Add the location in which you git cloned SPRINT to your ~/.bashrc
:
export SPRINT=[SPRINT_DOWNLOAD_LOCATION]
You need to pre-train models to run zero-shot or finetuning experiments. If you don't want to pre-train a model yourself, you can skip to step 3 as you don't need the pre-training dataset file.
Download the ALFRED dataset here: Google Drive Link.
You can use Gdown to directly download the dataset to your server/computer at the desired location (18GB download):
cd [SPRINT_REPO_LOCATION]
mkdir data
cd data
pip3 install gdown
gdown 1ZgKDgG9Fv491GVb9rxIVNJpViPNKFWMF
Once the dataset is downloaded (px_llama_13b.tar.gz
) simply untar it (36GB after extraction):
tar -xvzf px_llama_13b.tar.gz
To run evals and fine-tuning experiments, you must extract ALFRED evaluation data we have processed (Google Drive Link):
cd [SPRINT_REPO_LOCATION]
cd sprint/alfred/data
gdown 1MHDrKSRmyag-DwipyLj-i-BbKU_dxbne
tar -xvzf json_2.1.0_merge_goto.tar.gz
We log using WandB. First create a wandb account if you don't already have one here.
Then, run wandb login
to login to your account on the machine.
Finally, fill in WANDB_ENTITY_NAME, WANDB_PROJECT_NAME
in the file utils/wandb_info.py
where WANDB_ENTITY_NAME
refers to your wandb account name and WANDB_PROJECT_NAME
is the name of the wandb project you want to log results to.

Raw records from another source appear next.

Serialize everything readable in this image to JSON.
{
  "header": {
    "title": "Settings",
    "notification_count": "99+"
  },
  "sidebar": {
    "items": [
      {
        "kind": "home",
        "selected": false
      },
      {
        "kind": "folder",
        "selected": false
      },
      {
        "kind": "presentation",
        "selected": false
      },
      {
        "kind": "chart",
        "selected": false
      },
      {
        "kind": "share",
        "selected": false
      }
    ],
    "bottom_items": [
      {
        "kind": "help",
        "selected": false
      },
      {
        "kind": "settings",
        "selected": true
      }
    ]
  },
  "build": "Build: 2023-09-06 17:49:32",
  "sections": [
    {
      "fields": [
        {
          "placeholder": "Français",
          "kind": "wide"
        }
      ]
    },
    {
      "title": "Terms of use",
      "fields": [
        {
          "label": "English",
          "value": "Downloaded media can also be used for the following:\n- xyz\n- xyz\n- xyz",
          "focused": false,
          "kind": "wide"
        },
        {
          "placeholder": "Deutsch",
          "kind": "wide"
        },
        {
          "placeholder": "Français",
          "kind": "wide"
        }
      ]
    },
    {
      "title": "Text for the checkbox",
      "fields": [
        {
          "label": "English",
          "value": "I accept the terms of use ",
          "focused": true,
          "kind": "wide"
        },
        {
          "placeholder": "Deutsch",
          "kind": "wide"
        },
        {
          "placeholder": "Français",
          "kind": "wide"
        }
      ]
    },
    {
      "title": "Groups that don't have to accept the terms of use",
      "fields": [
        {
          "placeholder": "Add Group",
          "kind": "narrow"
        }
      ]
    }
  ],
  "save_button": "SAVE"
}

You can either pre-train a model yourself or download a pre-trained checkpoint. Pre-trained model checkpoints can be found here: Google Drive Link.
Otherwise, run the following command from the base SPRINT repo location to train our model, SPRINT:
python sprint/pretrain.py --experiment_name [WANDB_EXP_NAME] --run_group [WANDB_RUN_GROUP] --model sprint
--experiment_name
and --run_group
are used to name the experiment and group of runs in WandB. Experiments in the same run_group
will appear grouped together on wandB for easier comparison, but this command is completely optional.

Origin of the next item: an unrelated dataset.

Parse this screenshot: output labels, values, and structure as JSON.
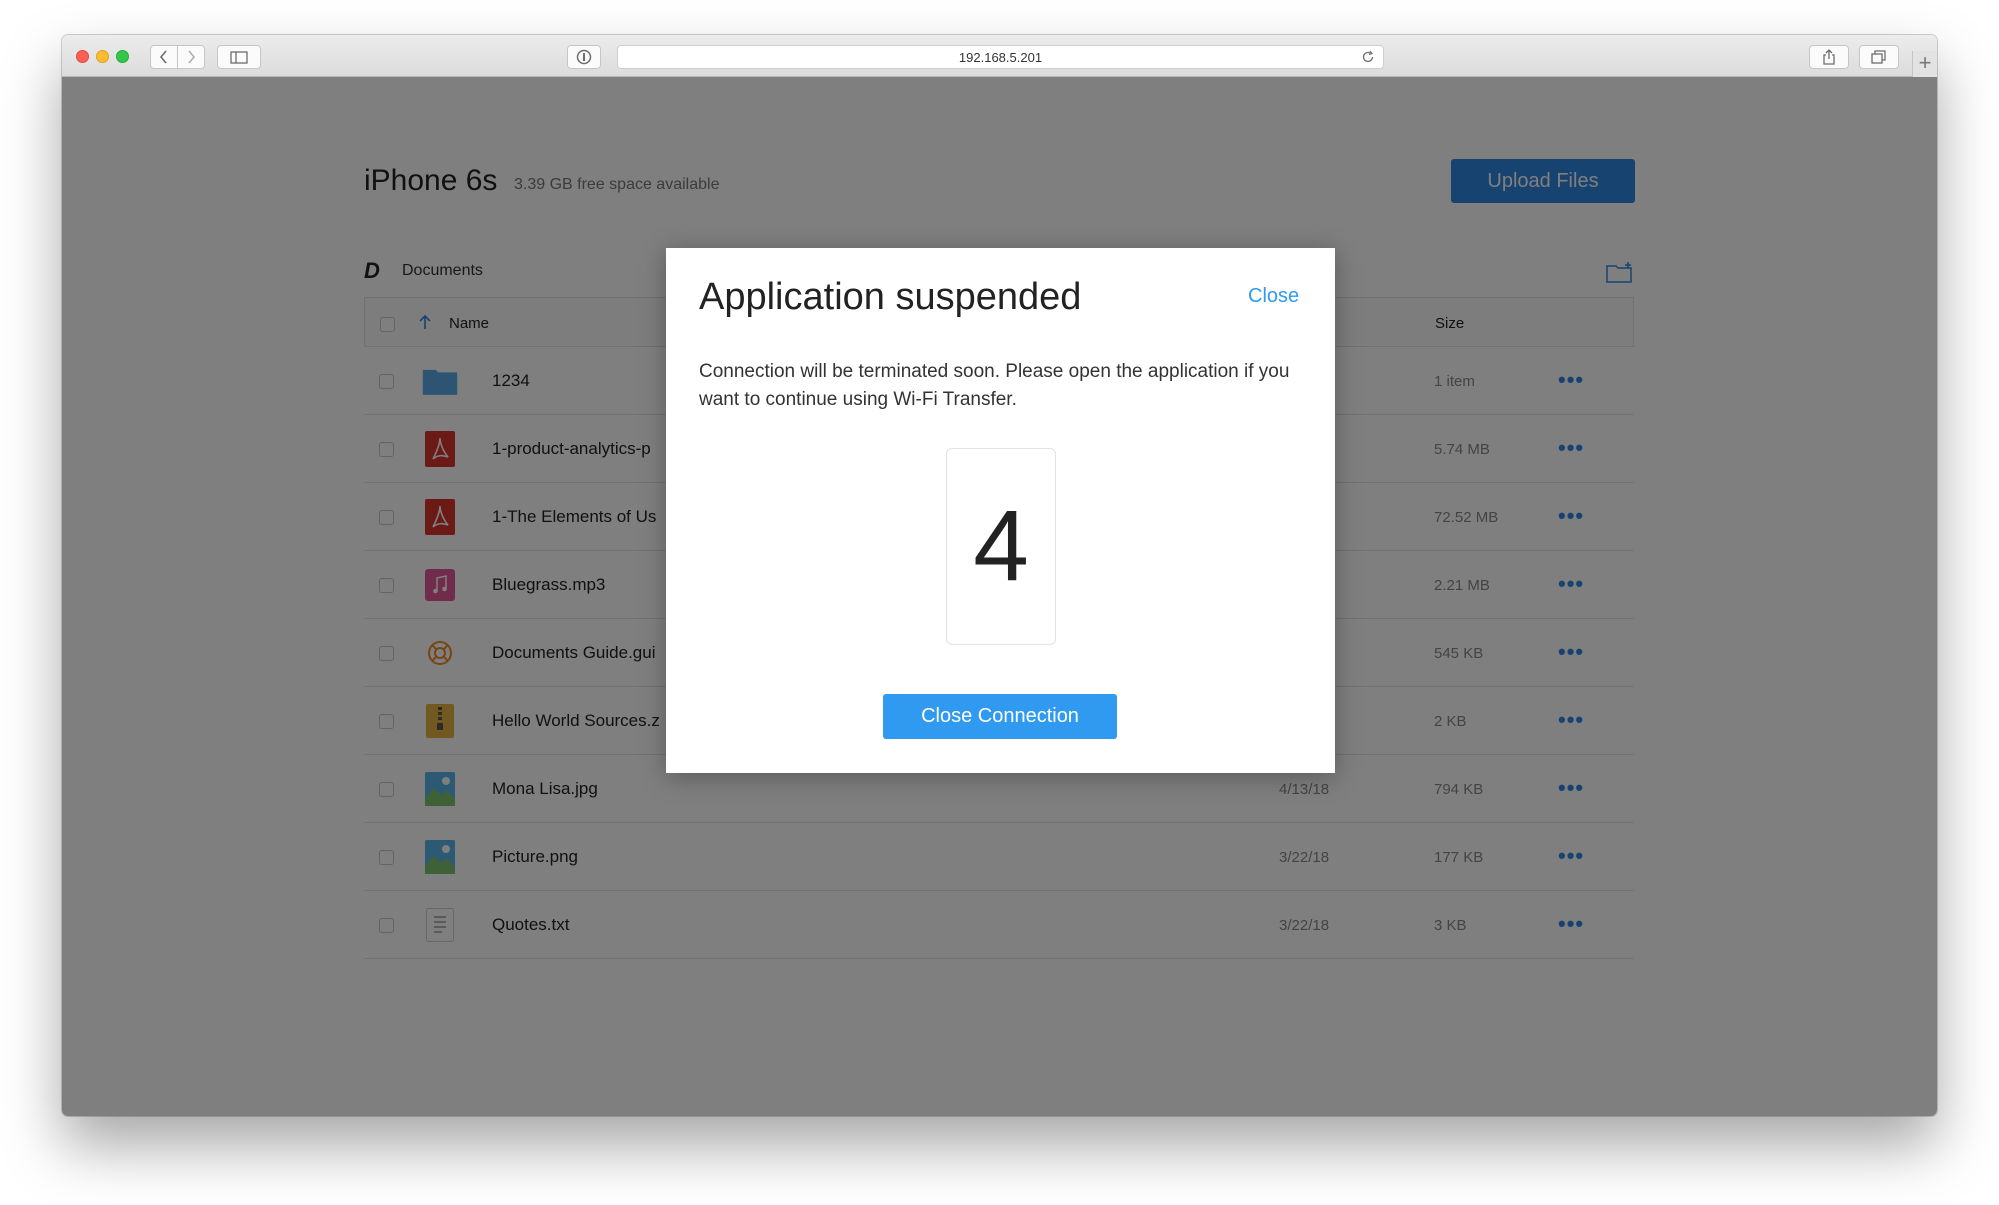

To run a language conditioned BC policy (L-BC in the paper) on primitive skill labels, run
python sprint/pretrain.py --experiment_name [WANDB_EXP_NAME] --run_group [WANDB_RUN_GROUP] --sample_primitive_skill True --epochs 135 --save_frequency 15 --train_with_advantage False --chain_multi_trajectory False
To run a basic IQL offline RL policy on primitive skill labels (L-BC used for finetuning experiments in the paper), run
python sprint/pretrain.py --experiment_name [WANDB_EXP_NAME] --run_group [WANDB_RUN_GROUP] --sample_primitive_skill True --epochs 135 --save_frequency 15 --chain_multi_trajectory False
To run Actionable Models, run
python sprint/pretrain.py --experiment_name [WANDB_EXP_NAME] --run_group [WANDB_RUN_GROUP] --model am
To run Episodic Transformers, run
python sprint/pretrain.py --experiment_name [WANDB_EXP_NAME] --run_group [WANDB_RUN_GROUP] --use_llm_labels False
All models are saved to saved_models/
by default. You can add a --save_dir
command to specify a different location.
To run the ALFRED environment, you must first start the X server to render the environment. This can be done by running the following command in a separate tmux window (it must stay running):
sudo python3 sprint/alfred/scripts/startx.py 2
where 2
refers to the X display. If this doesn't work, try other X display numbers (2, 3, 4, etc.) and change the DISPLAY
environment variable in sprint/alfred/gen/constants.py
to match the display number you are using.
For more details or help, see the ALFRED README and Repo.
Running these scripts uses python multithreading, and there can be hanging processes.ctrl+c
should work to kill the process but if it is run while the agent is executing in the environment with multiple threads, the processes need to finish executing before being killed. It may be easier to just ctrl+z
and then run ps
to check if there are hanging Ai2Thor processes and run kill -9 %
to kill all associated ones in the current terminal window.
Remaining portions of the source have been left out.